The centralized economy was replaced by a mixed system that still relies on central planning but also encourages private ownership and decision-making. The near monopoly trade relationship with the old Soviet Union was replaced by an aggressive pursuit of foreign partnerships.

Most of the economy is in private hands. Farmers regained control of their old lands and are making Vietnam a leading agricultural exporter.

That's not to say Vietnam is a happy blend of communism and capitalism. There is no such thing.

The state is still supreme. The communists are the only permitted political party. Freedom of speech, religion and association are limited. Journalists and civil rights activists are constantly subject to arrest. Corruption is an everyday fact of life.

The infrastructure is a mess, straining to accommodate the rapid growth, and it is obviously designed by committee. A trip of 70 kilometers took us nearly four hours, largely because a four-lane highway suddenly narrowed to a newly built, two-lane bridge. Smog in the cities is so thick breathing can be a challenge.

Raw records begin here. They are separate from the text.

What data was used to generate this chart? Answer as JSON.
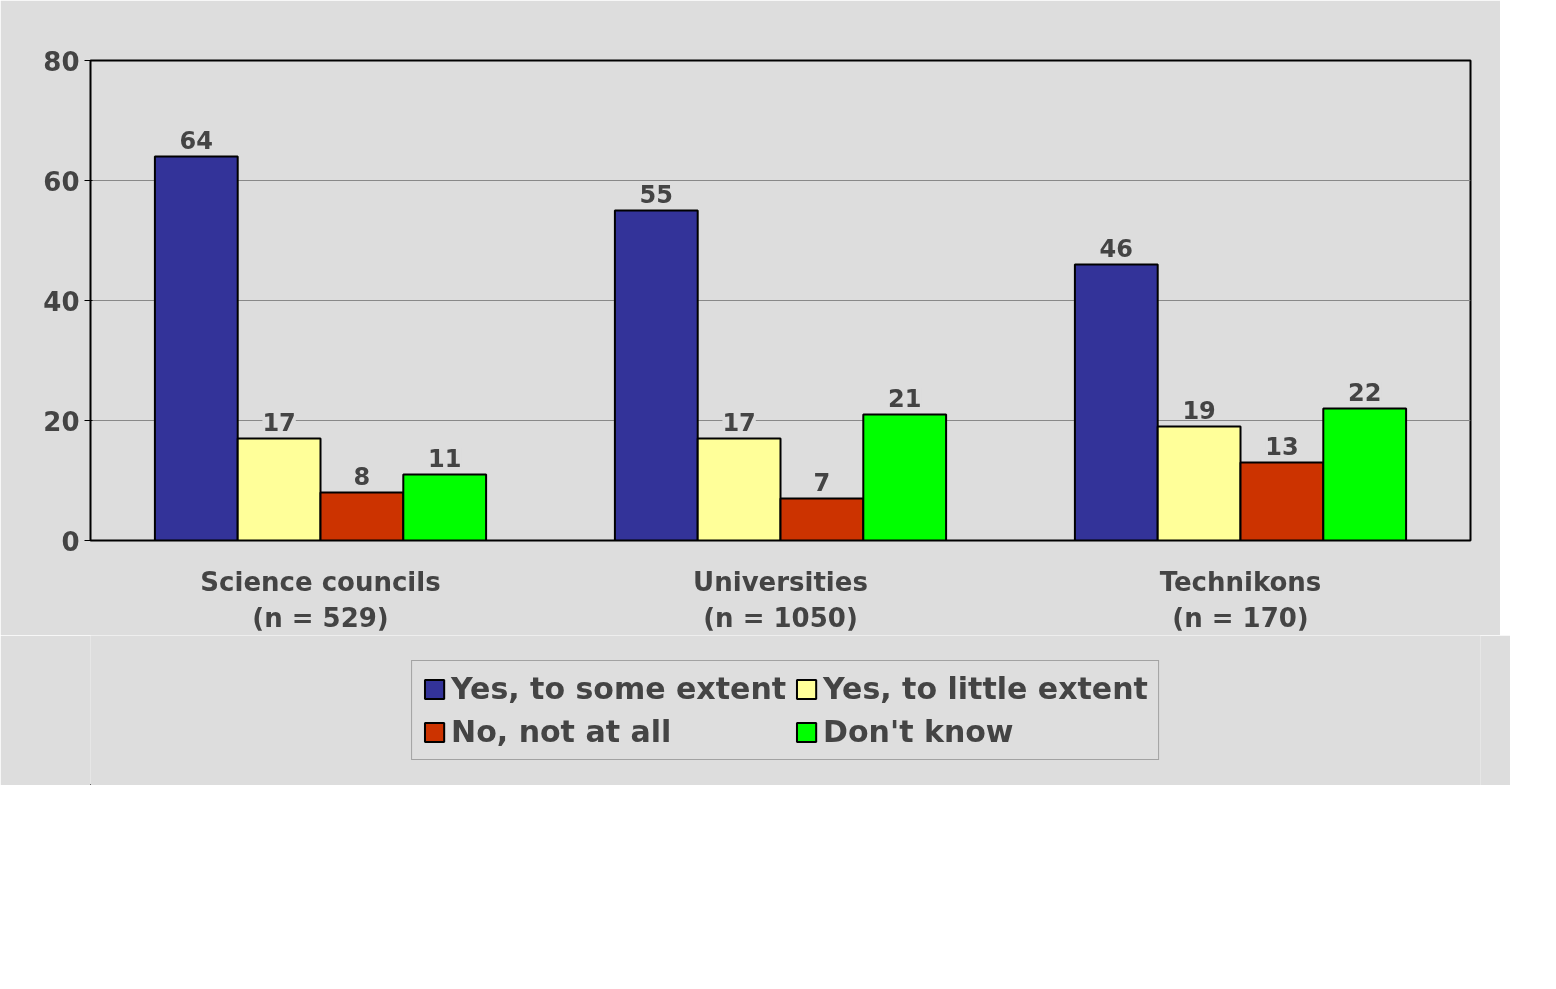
{
  "chart_data": {
    "type": "bar",
    "categories": [
      "Science councils\n(n = 529)",
      "Universities\n(n = 1050)",
      "Technikons\n(n = 170)"
    ],
    "series": [
      {
        "name": "Yes, to some extent",
        "color": "#333399",
        "values": [
          64,
          55,
          46
        ]
      },
      {
        "name": "Yes, to little extent",
        "color": "#ffff99",
        "values": [
          17,
          17,
          19
        ]
      },
      {
        "name": "No, not at all",
        "color": "#cc3300",
        "values": [
          8,
          7,
          13
        ]
      },
      {
        "name": "Don't know",
        "color": "#00ff00",
        "values": [
          11,
          21,
          22
        ]
      }
    ],
    "ylim": [
      0,
      80
    ],
    "yticks": [
      0,
      20,
      40,
      60,
      80
    ],
    "grid": "y",
    "legend": "bottom",
    "data_labels": true
  }
}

And while Vietnam claims just an 8 percent poverty rate, the poverty is abject.

Yet the vibrancy on the streets, the intensity of the commerce suggest a people striving for something better. Economic reforms and the growth they've produced have heightened the drumbeat for political and human rights reform. And while the government issues rigid mandates, they are routinely ignored.

"In Vietnam, there are no rules," our guide shrugs.

Vietnam's transition to a fully open society, while highly possible, is not inevitable. The long wait for the genie to emerge from the bottle in China demonstrates that.

But it is a functioning society where freedoms are expanding. It presents no threat to its neighbors -- the fear of falling dominoes in southeast Asia that consumed more than 58,000 American lives never materialized. And Vietnam is fully integrated into the community of civilized nations.

If Kim Jong Un can set his country on that course, it would be a game changer for the world.